PI: Allison Goate, Daniel Geschwind, Martin Kampmann
Project2 Legend: Overview of Project 2. We hypothesize that the H1/H2 haplotypes modulates expression of the pathogenic phenotypes associated with specific MAPT variants. We will assess the effect of H2 haplotype on gene expression, chromatin structure and splicing in a cell type-specific manner in i) human brain tissue from carriers with pathogenic P301L and V337M MAPT mutations and ii) iPSC-derived assembloids carrying the same mutations on either an H1/H1 or H2/H2 background. We will test our hypothesis that H2-specific pathways and regulatory mechanisms may modify or confer protection against the pathogenic impact of these mutations by integrating single-nuclear in both brain tissue and (assembloids) via multi-omics sequencing approaches to pair the gene expression and chromatin profiles in the same individual cells, with bulk ISO-seq (splicing) and proteomics data, as well as functional validation of disease-related Tau phenotypes. We will then validate the functional consequences of key haplotype-associated regulatory regions containing candidate common causal variants on disease-related Tau phenotypes and gene expression in both H1 and H2 haplotypes.
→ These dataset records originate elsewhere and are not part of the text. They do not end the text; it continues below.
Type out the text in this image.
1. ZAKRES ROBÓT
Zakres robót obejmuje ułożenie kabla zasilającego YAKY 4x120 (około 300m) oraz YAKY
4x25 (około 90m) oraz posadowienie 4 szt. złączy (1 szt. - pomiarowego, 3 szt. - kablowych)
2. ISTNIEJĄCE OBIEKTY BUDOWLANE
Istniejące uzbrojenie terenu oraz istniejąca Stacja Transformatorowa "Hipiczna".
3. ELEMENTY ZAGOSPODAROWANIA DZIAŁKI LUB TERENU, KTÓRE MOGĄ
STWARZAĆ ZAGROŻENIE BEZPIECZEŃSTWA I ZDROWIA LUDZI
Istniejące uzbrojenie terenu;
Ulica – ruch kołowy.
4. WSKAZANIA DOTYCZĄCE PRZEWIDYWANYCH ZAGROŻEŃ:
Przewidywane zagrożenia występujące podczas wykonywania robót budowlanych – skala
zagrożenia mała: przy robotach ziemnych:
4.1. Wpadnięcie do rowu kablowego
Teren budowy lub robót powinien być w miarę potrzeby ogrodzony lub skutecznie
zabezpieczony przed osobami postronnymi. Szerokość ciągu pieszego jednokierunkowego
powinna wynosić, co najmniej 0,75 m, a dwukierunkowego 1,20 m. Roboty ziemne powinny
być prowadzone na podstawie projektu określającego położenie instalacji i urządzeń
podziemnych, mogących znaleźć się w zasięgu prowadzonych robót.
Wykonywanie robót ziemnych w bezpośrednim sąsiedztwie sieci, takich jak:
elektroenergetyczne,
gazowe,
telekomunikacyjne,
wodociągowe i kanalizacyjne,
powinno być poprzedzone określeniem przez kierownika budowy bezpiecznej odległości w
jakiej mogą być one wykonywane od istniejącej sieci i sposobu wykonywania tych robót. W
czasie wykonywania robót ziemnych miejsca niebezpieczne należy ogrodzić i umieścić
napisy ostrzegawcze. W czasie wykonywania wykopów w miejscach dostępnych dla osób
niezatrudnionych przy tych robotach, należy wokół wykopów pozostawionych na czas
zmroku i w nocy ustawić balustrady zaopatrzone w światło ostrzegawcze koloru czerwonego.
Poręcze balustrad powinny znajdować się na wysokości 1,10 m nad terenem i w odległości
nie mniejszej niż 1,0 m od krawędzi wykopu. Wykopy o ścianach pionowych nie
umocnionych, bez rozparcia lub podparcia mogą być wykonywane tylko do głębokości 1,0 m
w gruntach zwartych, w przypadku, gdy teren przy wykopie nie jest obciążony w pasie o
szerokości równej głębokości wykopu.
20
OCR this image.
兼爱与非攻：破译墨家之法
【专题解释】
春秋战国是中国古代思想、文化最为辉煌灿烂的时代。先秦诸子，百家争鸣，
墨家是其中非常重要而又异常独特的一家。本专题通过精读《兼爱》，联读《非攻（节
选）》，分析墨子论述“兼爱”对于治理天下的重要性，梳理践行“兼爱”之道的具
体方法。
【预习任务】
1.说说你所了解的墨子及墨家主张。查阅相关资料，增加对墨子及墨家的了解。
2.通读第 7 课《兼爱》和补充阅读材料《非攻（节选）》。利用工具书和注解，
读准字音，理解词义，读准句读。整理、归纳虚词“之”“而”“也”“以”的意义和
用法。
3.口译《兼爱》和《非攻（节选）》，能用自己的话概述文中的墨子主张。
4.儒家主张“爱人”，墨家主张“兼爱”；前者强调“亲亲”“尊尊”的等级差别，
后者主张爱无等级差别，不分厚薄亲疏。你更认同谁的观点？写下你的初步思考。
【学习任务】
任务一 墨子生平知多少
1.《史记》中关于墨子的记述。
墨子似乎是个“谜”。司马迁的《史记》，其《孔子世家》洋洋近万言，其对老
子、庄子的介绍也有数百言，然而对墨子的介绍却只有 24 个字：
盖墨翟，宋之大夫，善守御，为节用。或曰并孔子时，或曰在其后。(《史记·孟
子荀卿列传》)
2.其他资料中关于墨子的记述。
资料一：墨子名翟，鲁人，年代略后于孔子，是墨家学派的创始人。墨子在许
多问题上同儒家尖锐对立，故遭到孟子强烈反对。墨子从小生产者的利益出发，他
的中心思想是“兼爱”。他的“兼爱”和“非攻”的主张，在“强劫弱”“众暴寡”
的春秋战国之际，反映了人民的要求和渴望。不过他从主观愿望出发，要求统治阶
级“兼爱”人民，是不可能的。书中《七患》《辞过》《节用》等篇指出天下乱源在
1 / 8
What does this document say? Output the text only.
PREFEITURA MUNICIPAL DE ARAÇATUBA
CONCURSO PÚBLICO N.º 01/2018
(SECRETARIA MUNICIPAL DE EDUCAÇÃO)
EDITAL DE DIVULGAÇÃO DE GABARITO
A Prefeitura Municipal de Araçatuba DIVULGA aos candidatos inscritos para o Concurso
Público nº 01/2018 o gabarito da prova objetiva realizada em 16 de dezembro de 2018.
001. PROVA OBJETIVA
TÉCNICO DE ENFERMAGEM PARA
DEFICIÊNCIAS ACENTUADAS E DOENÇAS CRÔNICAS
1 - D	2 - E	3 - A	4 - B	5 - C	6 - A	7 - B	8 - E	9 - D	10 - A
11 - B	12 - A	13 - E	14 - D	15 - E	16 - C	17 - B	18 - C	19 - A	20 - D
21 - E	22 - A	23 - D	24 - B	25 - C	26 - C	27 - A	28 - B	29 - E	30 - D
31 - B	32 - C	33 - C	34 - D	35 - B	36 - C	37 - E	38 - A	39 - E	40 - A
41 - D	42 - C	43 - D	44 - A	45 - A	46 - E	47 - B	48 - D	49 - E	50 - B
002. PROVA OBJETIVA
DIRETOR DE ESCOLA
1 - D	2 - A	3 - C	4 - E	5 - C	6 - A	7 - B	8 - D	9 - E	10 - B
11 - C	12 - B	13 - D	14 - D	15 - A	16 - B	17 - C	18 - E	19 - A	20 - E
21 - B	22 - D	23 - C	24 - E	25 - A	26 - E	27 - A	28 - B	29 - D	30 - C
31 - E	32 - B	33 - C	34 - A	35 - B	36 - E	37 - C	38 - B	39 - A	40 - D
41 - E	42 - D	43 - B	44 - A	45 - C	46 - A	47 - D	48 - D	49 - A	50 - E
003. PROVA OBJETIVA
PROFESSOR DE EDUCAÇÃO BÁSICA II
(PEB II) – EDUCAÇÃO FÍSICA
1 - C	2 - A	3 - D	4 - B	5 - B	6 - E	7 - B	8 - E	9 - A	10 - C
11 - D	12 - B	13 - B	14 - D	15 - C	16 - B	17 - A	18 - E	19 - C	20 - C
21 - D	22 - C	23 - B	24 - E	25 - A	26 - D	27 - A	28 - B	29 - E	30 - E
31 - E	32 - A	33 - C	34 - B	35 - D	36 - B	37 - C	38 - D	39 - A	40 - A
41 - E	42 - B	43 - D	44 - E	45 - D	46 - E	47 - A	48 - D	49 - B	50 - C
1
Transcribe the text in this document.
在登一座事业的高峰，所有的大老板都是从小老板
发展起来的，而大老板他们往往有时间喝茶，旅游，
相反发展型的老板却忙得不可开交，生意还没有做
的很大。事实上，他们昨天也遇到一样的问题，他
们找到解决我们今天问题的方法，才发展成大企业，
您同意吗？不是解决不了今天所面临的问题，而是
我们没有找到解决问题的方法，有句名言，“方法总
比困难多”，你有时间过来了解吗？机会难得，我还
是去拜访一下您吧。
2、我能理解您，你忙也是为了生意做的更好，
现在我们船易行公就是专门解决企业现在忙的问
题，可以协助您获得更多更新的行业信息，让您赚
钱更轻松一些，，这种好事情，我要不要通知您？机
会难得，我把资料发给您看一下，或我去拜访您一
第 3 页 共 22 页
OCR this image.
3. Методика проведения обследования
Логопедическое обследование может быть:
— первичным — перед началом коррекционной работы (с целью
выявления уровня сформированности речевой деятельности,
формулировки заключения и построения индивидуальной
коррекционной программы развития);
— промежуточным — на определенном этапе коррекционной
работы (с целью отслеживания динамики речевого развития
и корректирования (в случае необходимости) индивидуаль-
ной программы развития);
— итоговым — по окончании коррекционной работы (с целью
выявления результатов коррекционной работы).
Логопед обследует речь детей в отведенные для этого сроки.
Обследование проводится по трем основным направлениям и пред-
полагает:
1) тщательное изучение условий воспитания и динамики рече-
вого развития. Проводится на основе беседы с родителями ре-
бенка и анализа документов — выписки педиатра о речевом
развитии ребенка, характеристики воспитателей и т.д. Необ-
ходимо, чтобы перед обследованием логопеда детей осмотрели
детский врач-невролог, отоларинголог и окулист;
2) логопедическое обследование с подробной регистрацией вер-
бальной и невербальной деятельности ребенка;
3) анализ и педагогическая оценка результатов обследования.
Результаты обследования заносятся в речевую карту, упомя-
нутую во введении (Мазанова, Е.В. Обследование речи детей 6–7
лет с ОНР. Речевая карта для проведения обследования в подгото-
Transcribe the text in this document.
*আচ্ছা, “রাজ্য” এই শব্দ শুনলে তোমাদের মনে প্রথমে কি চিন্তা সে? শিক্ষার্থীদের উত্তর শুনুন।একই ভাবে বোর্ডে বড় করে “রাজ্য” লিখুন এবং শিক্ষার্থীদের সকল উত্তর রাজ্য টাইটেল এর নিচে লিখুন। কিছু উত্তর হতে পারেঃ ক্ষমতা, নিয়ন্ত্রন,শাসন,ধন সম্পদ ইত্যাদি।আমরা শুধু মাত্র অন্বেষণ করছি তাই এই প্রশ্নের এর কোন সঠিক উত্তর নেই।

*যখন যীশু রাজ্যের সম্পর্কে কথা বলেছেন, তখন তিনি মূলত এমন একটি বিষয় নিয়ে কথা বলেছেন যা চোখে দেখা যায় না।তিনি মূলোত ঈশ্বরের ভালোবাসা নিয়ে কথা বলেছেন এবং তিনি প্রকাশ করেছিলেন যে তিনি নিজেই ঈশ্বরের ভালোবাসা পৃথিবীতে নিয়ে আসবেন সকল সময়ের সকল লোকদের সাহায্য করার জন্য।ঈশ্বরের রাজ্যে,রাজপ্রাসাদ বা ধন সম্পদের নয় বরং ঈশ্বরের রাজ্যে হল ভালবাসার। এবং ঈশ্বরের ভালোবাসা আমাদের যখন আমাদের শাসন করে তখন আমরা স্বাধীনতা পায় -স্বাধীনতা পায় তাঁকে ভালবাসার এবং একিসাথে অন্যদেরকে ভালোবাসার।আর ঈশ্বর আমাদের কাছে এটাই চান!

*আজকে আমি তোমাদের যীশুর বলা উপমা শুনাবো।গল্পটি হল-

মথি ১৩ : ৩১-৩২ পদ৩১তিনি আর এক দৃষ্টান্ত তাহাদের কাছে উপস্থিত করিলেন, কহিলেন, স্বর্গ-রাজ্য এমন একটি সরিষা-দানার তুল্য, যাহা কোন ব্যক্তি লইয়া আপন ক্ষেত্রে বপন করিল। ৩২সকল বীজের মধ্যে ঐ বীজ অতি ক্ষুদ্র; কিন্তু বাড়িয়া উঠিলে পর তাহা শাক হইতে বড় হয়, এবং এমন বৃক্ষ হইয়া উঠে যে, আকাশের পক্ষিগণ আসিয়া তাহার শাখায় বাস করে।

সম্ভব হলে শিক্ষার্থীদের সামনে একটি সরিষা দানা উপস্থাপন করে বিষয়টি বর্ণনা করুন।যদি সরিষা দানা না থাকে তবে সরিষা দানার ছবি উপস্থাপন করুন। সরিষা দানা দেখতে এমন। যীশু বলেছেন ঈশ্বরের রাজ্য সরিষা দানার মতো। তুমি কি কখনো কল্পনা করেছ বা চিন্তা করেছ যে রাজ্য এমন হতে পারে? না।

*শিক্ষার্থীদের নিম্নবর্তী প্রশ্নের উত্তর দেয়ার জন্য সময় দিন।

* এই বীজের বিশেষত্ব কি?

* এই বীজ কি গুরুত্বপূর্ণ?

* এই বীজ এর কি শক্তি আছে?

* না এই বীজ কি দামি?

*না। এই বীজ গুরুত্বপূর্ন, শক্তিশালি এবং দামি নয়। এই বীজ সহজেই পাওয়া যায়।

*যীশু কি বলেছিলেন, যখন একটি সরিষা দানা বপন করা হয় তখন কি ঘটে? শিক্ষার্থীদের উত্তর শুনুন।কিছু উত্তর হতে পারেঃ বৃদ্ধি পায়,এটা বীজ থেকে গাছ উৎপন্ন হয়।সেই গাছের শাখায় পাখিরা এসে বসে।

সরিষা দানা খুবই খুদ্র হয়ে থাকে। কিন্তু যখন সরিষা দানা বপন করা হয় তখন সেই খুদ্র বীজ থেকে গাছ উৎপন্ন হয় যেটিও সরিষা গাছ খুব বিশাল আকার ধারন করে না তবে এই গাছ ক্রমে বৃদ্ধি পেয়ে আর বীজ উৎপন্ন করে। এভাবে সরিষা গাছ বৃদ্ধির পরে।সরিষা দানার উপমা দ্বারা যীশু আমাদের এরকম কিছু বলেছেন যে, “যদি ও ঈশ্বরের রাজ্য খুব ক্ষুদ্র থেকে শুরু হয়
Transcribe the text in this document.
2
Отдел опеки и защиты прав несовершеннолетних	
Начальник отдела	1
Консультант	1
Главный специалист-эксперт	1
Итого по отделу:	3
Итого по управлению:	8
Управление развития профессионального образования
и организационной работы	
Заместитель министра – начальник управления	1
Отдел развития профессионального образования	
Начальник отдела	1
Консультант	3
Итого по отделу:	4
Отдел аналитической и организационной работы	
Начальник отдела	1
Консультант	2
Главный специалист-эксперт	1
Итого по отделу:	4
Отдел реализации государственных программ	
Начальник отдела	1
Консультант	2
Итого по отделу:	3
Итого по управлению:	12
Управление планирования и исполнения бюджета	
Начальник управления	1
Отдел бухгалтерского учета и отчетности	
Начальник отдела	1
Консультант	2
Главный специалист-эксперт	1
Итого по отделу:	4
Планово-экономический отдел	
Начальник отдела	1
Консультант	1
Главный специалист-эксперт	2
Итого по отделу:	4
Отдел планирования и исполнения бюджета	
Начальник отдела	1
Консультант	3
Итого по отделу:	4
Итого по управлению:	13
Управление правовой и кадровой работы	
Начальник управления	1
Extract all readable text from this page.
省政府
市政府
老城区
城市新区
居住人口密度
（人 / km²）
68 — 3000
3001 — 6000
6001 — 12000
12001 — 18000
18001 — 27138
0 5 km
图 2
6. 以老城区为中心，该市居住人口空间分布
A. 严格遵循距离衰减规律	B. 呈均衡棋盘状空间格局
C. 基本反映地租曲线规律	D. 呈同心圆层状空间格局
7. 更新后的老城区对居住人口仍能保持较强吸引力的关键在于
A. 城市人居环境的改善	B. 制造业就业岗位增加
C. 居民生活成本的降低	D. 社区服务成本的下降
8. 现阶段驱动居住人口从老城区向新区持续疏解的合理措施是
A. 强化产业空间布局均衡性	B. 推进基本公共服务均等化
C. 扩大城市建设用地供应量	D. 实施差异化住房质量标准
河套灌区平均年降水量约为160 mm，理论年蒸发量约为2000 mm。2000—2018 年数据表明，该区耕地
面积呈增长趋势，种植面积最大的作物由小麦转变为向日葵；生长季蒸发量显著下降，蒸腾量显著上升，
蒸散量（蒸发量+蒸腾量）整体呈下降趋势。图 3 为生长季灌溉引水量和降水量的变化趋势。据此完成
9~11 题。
The goal of Project 2 is to determine the mechanisms by which the MAPT inversion region haplotypes modify the impact of both common and rare MAPT FTD-associated variants on gene expression and Tau-related phenotypes. We will assess the effect of H2 haplotype on gene expression, chromatin structure and splicing in a cell type-specific manner in i) human brain tissue from carriers of pathogenic P301L and V337M MAPT mutations and ii) iPSC-derived assembloids carrying the same mutations on either an H1/H1 or H2/H2 background.